Os custos do esporte são alto. Só o preço do motor pode variar entre R$ 9,3 mil (2 tempos) e R$ 4, 4 mil (4 tempos). “Quando falamos em competições de alta performance, o motor é um componente de alta tecnologia com uma baixa escala de produção. Na realidade, em todo esporte de alto rendimento os custos são mais elevados, mas hoje temos a opção dos motores quatro tempos em que o custo é bem mais acessível”, explica Rafael, que ainda defende as categorias amadoras como o caminho mais acessível ao esporte.


COM A PALAVRA
Rafael Botelho Cançado,
empresário

Há 35 anos, você começou sua carreira no kart. Qual é sua avaliação em relação à evolução do esporte em Minas Gerais e no Brasil?

Durante esses anos, o esporte evoluiu tanto em estrutura e segurança das pistas quanto em equipamento e tecnologia. Hoje temos grandes estruturas para atender ao esporte, com pista homologada, loja de equipamentos, oficina, garagens para karts, bar/restaurante e espaço gourmet, o que proporciona ao kartista ótimas condições para treinamento, competições e diversão. O kartismo é um esporte fascinante. A adrenalina está sempre presente, proporcionando ao piloto uma experiência única. Hoje temos categorias amadoras como os karts rental’s (outdoor) para todas as idades, que permite este primeiro contato com o esporte.

Quais os desafios para quem quiser entrar no esporte? 

O kartismo evoluiu muito para se tornar mais acessível com as categorias amadoras kart rental (outdoor), super kart rental (outdoor) e cadete rental para crianças a partir de 7 anos, possibilitando acesso ao esporte de forma prática e barata. Para quem deseja um pouco mais de adrenalina ou competir de maneira mais profissionalizada,  é necessário adquirir equipamentos e contratar uma equipe, o que demanda maior investimento. Atualmente, utilizamos dois modelos de motorização: a 2T (dois tempos) da marca italiana IAME para alta performance e a 4T (4 tempos) Honda para categorias de entrada, que permite um melhor custo-benefício.

Você trabalhou com os pilotos mineiros Bruno Junqueira e Cristiano da Mata. Qual a importância deles para o esporte?

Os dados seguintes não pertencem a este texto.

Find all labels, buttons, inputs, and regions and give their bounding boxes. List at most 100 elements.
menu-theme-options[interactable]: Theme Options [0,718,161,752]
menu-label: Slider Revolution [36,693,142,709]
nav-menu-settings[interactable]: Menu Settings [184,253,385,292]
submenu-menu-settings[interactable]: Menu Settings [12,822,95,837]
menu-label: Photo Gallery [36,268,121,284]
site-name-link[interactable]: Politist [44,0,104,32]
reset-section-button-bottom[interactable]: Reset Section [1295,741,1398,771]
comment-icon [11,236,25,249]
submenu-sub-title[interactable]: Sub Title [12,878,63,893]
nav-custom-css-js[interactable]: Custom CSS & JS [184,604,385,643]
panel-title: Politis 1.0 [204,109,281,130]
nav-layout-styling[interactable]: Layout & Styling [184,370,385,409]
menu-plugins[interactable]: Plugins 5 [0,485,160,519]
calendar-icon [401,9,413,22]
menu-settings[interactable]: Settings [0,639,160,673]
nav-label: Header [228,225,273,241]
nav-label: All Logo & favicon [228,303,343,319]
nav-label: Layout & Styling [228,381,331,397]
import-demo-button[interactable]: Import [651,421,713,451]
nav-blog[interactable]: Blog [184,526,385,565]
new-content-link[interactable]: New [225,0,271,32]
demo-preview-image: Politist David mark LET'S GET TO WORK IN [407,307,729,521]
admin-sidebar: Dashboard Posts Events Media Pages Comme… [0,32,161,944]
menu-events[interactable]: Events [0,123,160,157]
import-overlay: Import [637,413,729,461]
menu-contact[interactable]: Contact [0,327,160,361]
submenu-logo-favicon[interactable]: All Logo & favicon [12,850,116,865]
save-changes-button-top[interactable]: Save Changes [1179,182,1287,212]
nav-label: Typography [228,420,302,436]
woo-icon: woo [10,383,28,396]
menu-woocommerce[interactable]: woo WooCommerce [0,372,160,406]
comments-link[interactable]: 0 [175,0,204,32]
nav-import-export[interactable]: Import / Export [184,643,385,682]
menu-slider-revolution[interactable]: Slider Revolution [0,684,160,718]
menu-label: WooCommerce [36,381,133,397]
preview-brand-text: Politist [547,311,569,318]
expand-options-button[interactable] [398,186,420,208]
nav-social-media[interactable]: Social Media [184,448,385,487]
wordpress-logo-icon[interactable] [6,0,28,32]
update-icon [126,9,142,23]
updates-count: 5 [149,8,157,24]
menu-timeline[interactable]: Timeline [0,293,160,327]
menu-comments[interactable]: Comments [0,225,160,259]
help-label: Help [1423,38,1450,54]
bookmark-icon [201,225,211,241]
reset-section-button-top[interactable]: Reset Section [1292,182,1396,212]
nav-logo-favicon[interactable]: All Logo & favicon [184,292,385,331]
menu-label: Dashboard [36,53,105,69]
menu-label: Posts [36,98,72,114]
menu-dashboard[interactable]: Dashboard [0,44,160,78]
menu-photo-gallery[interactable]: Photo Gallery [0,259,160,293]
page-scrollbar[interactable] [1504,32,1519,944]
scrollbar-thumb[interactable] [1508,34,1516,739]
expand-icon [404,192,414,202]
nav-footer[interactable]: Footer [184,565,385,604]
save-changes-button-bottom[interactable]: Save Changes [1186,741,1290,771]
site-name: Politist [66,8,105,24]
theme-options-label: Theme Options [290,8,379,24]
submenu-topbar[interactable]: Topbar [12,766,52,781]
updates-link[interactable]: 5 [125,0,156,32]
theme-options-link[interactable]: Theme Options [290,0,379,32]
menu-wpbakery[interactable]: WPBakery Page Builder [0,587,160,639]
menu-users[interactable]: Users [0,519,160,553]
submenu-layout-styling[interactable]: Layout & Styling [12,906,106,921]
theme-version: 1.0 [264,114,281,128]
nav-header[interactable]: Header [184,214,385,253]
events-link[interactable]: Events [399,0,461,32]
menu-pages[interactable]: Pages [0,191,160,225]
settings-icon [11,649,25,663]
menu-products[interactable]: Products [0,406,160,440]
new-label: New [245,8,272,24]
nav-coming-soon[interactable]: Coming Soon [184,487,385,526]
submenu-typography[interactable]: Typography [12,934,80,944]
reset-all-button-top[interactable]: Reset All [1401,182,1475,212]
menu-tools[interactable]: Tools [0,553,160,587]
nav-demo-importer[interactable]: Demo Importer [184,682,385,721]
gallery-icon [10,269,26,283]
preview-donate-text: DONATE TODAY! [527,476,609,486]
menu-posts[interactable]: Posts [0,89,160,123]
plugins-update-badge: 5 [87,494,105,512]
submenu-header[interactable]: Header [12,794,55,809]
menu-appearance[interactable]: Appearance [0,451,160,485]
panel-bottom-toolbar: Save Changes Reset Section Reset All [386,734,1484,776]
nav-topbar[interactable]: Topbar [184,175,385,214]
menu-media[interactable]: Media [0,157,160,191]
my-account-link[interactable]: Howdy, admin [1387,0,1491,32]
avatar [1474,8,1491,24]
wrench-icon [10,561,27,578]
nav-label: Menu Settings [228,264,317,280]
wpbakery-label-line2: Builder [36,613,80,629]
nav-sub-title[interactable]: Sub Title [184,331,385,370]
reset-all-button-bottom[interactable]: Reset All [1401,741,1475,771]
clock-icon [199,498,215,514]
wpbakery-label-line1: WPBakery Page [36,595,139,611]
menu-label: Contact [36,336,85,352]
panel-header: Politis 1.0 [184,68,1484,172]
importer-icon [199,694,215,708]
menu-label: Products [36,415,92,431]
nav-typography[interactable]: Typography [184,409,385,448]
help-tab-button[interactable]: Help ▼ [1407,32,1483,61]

Iniciamos juntos e ambos foram muito importantes na minha carreira. Naquela época, o kartismo era concentrado em São Paulo e nós fomos juntos participar dos torneios. Para mim, foi um divisor de águas.

Fale um pouco sobre os campeonatos amadores e profissionais...

Os pilotos ingressam no esporte normalmente através do kart de locação (outdoor), temos vários campeonatos amadores anuais com altíssimo nível organizacional, formando grandes pilotos. O interessante desses campeonatos é que são mais acessíveis, com grid’s acima de 20 pilotos, proporcionando grandes disputas. Quanto ao kart profissional, todos os anos sediamos o Campeonato Mineiro e Taça Minas, no âmbito regional, e um campeonato de porte nacional, o que motiva os nossos pilotos a se dedicarem cada vez mais ao esporte.

Quem são suas apostas para o futuro do kart em Minas Gerais. Por quê?

Temos vários pilotos se destacando em nível nacional, como o Lucas Staico, que é o atual campeão brasileiro na categoria júnior, e vários outros que estão despontando, principalmente nas categorias de base mirim, cadete e júnior menor.

Há quase duas semanas, um acidente de kart fez uma vítima no interior de São Paulo. A garota perdeu o couro cabeludo. Como você avalia o acidente – foi uma fatalidade, um descuido? Como o piloto deve se proteger dos perigos da pista?

Talvez um somatório de causas. Por meio do briefing, orientamos os pilotos sobre a necessidade de amarrar o cabelo, usar touca ou camiseta para fixá-lo e a utilização de todo o equipamento de segurança de forma correta. Tudo disponibilizado pelo kartódromo. Temos 10 anos de funcionamento e nunca tivemos nada parecido. O kart é muito seguro, desde que tomadas as devidas precauções.

O kart é esporte de alto custo?

O esporte é acessível a todos, o que eleva o custo é o nível de profissionalização. Nas categorias amadoras, todos podem sentir a adrenalina da velocidade com muita segurança.